Camps de migrants à Paris : la mairie et le gouvernement se «lancent la patate chaude»

L’association France Terre d’Asile pointe du doigt un nombre record de migrants dans les camps de fortune du nord de Paris, lundi 28 octobre. Marie Gougoureux est coordinatrice de l’unique centre d’accueil de jour pour demandeurs d’asile à Paris, géré par l’Armée du Salut. Pour elle, les dispositifs associatifs sont loin d’être suffisants pour gérer une telle affluence. Entrevue avec cette jeune femme au coeur du terrain. 

Les dispositifs associatifs sont‐ils suffisants pour répondre aux besoins des réfugiés dans les camps ?

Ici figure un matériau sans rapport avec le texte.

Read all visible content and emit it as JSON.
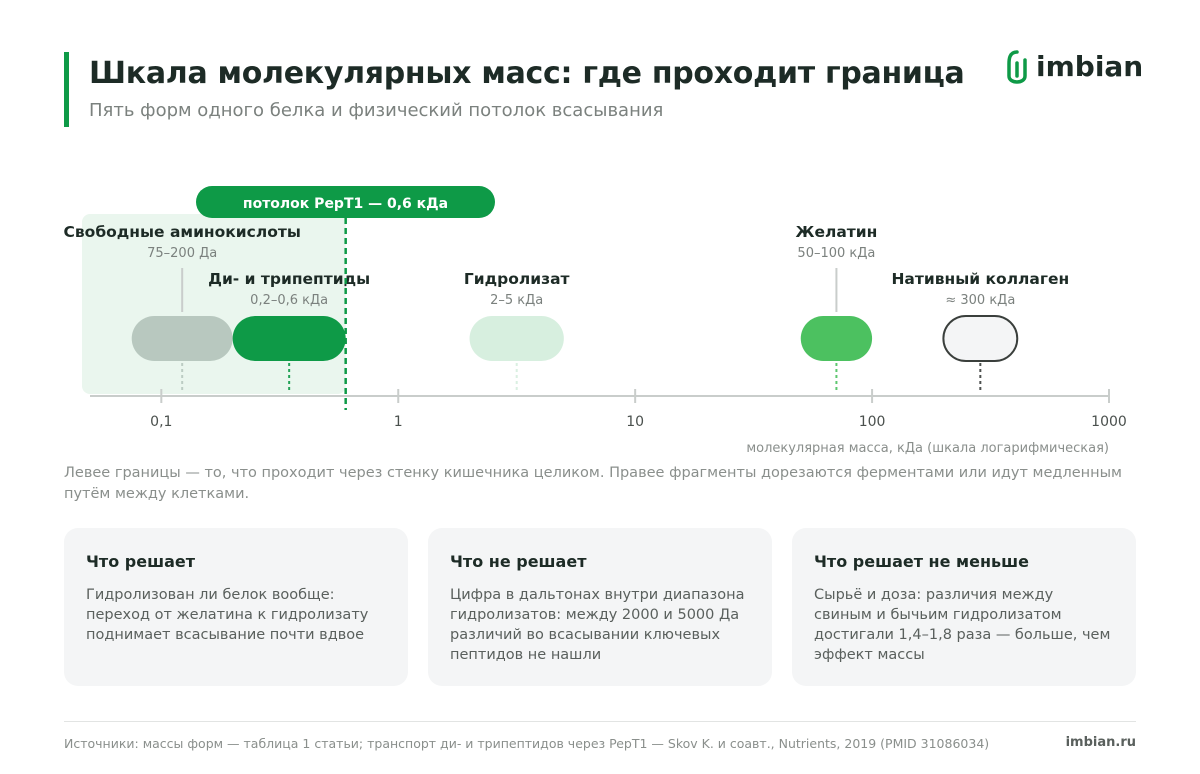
{
  "header": {
    "title": "Шкала молекулярных масс: где проходит граница",
    "subtitle": "Пять форм одного белка и физический потолок всасывания",
    "logo": "imbian"
  },
  "chart_data": {
    "type": "range-scale",
    "x_label": "молекулярная масса, кДа (шкала логарифмическая)",
    "xscale": "log",
    "xlim": [
      0.05,
      1000
    ],
    "xticks": [
      {
        "value": 0.1,
        "label": "0,1"
      },
      1,
      10,
      100,
      1000
    ],
    "threshold": {
      "label": "потолок PepT1 — 0,6 кДа",
      "value": 0.6,
      "color": "#0e9a47"
    },
    "series": [
      {
        "name": "Свободные аминокислоты",
        "range_label": "75–200 Да",
        "values": [
          0.075,
          0.2
        ],
        "color": "#b8c8bf"
      },
      {
        "name": "Ди- и трипептиды",
        "range_label": "0,2–0,6 кДа",
        "values": [
          0.2,
          0.6
        ],
        "color": "#0e9a47"
      },
      {
        "name": "Гидролизат",
        "range_label": "2–5 кДа",
        "values": [
          2,
          5
        ],
        "color": "#d7efdf"
      },
      {
        "name": "Желатин",
        "range_label": "50–100 кДа",
        "values": [
          50,
          100
        ],
        "color": "#4cc160"
      },
      {
        "name": "Нативный коллаген",
        "range_label": "≈ 300 кДа",
        "values": [
          200,
          410
        ],
        "color": "#f4f5f6",
        "border": "#3a3f3c"
      }
    ]
  },
  "note": "Левее границы — то, что проходит через стенку кишечника целиком. Правее фрагменты дорезаются ферментами или идут медленным путём между клетками.",
  "cards": [
    {
      "title": "Что решает",
      "text": "Гидролизован ли белок вообще: переход от желатина к гидролизату поднимает всасывание почти вдвое"
    },
    {
      "title": "Что не решает",
      "text": "Цифра в дальтонах внутри диапазона гидролизатов: между 2000 и 5000 Да различий во всасывании ключевых пептидов не нашли"
    },
    {
      "title": "Что решает не меньше",
      "text": "Сырьё и доза: различия между свиным и бычьим гидролизатом достигали 1,4–1,8 раза — больше, чем эффект массы"
    }
  ],
  "footer": {
    "sources": "Источники: массы форм — таблица 1 статьи; транспорт ди- и трипептидов через PepT1 — Skov K. и соавт., Nutrients, 2019 (PMID 31086034)",
    "site": "imbian.ru"
  }
}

Non. On ne peut plus répondre aux besoins de tous les demandeurs d’asile et nos dispositifs sont trop fragiles. Certains se battent pour avoir accès aux douches du centre, parce qu’ils sont trop nombreux. Nous n’avons ni les capacités matérielles ni les ressources humaines pour les accueillir. La Halte humanitaire ne suffit plus, il faudrait quatre ou cinq centres comme le nôtre pour accueillir tout le monde.

Comment expliquer cette affluence soudaine ?

Les migrants se déplacent davantage l’été. Comme l’hiver arrive, ils se réfugient là où ils peuvent. De plus, la trêve hivernale n’a pas encore débuté. Aucun dispositif d’accueil d’urgence n’est mis en place pour le moment.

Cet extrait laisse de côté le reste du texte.